— Я слышал, простите меня, что перебиваю, — прерывающимся шепотом доложил полковник, — присяжные собираются оправдать всех без исключения.
Губернатор лениво засмеялся:
— Уж вы скажете! Такой факт, как нападение на полковника Кобордо, безнаказанным остаться не может.
Полковник Воронов поджал губы и отошел в сторону.
— Все, что мне сказано, верно. Вы в этом скоро убедитесь, — шепнул он Кобордо.
— Вы о чем это? — спросил губернатор.
— Мне отвратителен этот наглый грубиян Моисеенко. Он своими вопросами прямо-таки оскорблял свидетелей, при полном попустительстве суда, — отчеканил Кобордо.
— Да, груб, — согласился Судиенко, — но, знаете, в нем что-то есть. Всю жизнь на фабриках, а, однако ж, перед Морозовым не сробел… Бедный Тимофей Саввич! Упал… Под общий смех… Ужасно! Этак весь престиж можно растерять.
Позвонили.
— Господа, пожалуйте в зал суда.
И вот они стояли лицом к лицу, обвинители и обвиняемые. Председатель суда, порывшись в бумагах, торопливо объявил:
— Присяжные на сто один вопрос обвинения ответили: «Нет, не виновны. Действовали в свою защиту».
И опять единая масса зала распалась на людей. И все увидали Моисеенко, маленького, нахохленного человека, улыбавшегося во весь широкий щербатый рот через головы чистой публики своим фабричным.
— Анисимыч! — взревели задние ряды.
— Э-эх! — И кто-то из рабочих пустил, как бумеранг, свою кепку.
К Моисеенко кинулись газетчики. Полетели цветы.

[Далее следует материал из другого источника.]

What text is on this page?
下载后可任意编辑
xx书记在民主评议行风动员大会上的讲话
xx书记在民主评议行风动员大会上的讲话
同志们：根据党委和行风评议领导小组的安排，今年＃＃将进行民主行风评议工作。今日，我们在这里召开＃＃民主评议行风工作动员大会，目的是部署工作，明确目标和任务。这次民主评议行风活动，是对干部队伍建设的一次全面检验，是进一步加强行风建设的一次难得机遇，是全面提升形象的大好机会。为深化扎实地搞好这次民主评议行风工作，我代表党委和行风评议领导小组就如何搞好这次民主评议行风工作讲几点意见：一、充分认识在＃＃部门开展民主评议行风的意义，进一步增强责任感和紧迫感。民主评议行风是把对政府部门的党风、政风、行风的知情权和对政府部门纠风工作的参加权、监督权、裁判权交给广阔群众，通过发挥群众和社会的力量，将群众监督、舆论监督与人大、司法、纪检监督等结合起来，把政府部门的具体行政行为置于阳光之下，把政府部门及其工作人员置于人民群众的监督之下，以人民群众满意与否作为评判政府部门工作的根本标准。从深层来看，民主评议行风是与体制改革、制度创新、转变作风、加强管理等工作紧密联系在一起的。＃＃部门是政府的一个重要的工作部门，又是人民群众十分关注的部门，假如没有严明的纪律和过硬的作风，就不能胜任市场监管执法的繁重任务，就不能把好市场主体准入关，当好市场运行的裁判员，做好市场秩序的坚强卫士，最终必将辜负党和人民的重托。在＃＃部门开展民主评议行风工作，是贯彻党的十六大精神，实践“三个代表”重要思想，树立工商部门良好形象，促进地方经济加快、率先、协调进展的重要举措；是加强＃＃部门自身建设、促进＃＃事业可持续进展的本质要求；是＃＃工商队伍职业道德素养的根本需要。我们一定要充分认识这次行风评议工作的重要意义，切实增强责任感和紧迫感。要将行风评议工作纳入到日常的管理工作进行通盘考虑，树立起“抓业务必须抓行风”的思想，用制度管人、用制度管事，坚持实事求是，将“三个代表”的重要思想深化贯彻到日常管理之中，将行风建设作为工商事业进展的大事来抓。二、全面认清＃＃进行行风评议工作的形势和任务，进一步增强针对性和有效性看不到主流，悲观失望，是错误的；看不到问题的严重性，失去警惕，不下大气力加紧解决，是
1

Но председатель настойчиво звонит в колокольчик. Суд еще не закончен. Еще одно совещание.
Моисеенко подсаживается к Волкову:
— Василий, ты поспокойнее будь. Это против нас затевают. Ты уж держись. Не зря ведь пострадаем. Не нас с тобою здесь судили, а самого черта, Морозова.
Суд возвращается. Вид у председателя довольный.
— Вынесено решение: Моисеенко и Волкова оставить под стражей. Остальных освободить.